Sorry gang, a wheelchair, powered or manual, is a very small fish in a very dangerous pond once it leaves the relative safety of the sidewalk. Just crossing a street at night in a wheelchair ups the at risk factor ten fold. Every vehicle on the road is a potential wrecking machine, trucks, buses, and even a Volkswagen Bug can easily trash a wheelchair and its user.
Here is a low cost, low labor, and an easy fix for night wheeling safety that doesn’t require a wheelchair technician or dealing with wheelchair industry costs. Remember, this is for purposes of making a wheelchair visible and not for purposes of helping the wheelchair user to see the road ahead.

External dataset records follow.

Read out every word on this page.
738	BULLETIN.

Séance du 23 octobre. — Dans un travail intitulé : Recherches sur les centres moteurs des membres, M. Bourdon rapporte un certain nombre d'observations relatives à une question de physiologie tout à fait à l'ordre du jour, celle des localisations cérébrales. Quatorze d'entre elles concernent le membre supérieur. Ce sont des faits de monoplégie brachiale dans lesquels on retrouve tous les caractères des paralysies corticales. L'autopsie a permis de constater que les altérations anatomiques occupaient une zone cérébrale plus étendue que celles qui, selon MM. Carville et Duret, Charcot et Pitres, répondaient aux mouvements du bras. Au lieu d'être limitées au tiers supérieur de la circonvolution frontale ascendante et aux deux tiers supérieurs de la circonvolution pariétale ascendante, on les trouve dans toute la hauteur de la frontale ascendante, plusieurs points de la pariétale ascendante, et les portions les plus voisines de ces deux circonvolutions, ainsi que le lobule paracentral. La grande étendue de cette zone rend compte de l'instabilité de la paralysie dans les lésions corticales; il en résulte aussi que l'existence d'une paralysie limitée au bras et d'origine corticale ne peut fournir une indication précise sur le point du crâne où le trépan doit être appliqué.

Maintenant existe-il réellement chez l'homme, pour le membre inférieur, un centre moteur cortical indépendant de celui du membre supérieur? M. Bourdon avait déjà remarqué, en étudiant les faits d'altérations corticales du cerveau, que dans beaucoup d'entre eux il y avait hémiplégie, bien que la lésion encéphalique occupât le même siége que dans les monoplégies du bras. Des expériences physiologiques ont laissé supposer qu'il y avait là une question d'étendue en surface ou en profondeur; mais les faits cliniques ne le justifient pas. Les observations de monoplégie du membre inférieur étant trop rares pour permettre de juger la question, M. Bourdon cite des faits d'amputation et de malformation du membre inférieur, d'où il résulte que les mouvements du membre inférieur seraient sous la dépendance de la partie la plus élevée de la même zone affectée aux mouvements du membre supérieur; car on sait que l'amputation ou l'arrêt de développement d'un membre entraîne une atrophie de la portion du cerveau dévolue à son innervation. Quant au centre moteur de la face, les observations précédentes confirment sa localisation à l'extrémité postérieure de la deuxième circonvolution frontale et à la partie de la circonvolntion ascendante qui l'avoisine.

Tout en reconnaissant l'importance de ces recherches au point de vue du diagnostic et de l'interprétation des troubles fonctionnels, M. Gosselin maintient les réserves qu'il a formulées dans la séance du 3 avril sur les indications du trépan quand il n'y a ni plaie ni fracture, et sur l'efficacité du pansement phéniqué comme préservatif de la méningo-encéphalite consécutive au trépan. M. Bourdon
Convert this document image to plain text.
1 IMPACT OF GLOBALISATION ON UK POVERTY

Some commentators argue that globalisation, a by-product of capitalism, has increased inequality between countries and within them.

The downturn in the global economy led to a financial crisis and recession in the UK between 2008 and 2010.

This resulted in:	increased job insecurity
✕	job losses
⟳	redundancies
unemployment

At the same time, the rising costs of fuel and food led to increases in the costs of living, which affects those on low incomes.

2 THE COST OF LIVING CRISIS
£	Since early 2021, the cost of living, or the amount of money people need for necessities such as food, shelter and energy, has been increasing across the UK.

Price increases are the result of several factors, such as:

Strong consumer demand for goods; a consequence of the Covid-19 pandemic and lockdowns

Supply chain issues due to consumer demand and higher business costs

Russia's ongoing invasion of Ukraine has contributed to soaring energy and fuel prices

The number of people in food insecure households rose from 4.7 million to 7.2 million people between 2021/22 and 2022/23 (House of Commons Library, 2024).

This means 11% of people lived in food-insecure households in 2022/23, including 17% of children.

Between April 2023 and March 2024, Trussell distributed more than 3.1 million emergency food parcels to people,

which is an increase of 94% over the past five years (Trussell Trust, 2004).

Knog manufactures extremely versatile lighting solutions for bicycles. Many of their products should work very well on powered and manual wheelchairs, canes, crutches, and walkers.
The Knog Beetle for instance has a clip with stretchy silicone mount that can be clipped to a wheelchair armrest post, push handle, back post, legrest extension post, or controller mounting post and turned in a direction to achieve front, rear, or side visibility.
Since these are made for bicycles, they are water-resistant, superslim, have a flexible silicone body and integrated clipping feature, and quick-release mounting. There is a low warning indicator and these little guys are visible up to 600 meters. Note: They are a safety light only.
- BURN TIME 30 hrs (constant) 220 hrs (flashing)
- DIMENSIONS 45 x 58 x 41 mm or 1.8″ x 2.3″ x 1.6″
- WEIGHT 58 grams including batteries or a bit over 2 ounces
- BATTERY 2 x AAA included
- LED SPECS Super-bright 4 LED light
- LIGHT OUTPUT 60,000 millicandelas
- MODES Red LED: 5 flashing, 1 constant; White LED: 2 flashing, 1 constant
Knog produces many other lighting solutions that look like they may be very suitable for wheelchair use. Products are available at bike shops, online bike accessory suppliers, or even on Amazon at http://www.amazon.com/s/?ie=UTF8&keywords=knog+beetle&tag=googhydr-20&index=aps&hvadid=4658030177&ref=pd_sl_54nf44kvn9_b.
You can check all products out at: http://www.knog.com.au/
One of the most common reasons for wheelchair related night accidents is poor visibility. Similar to bicycles, wheelchairs can be really difficult to spot at night. Unlike bicycles, a dimly lit wheelchair profile is not what drivers expect to see at night on a road. A wheelchair is the unexpected oddball, so realization and reaction time of drivers is slowed down. Add to this the fact that a large number of wheelchair users have an affinity for dark colored wheelchairs, wear no reflective devices, and their wheelchairs have neither lighting or reflective stickers (I guess wheelchair manufacturers build chairs only for daytime use), and you have a real accident looking to happen.
Hey, be safe! Light up when roading at night and give some serious consideration to wearing a helmet. It will make your dear old mother very happy.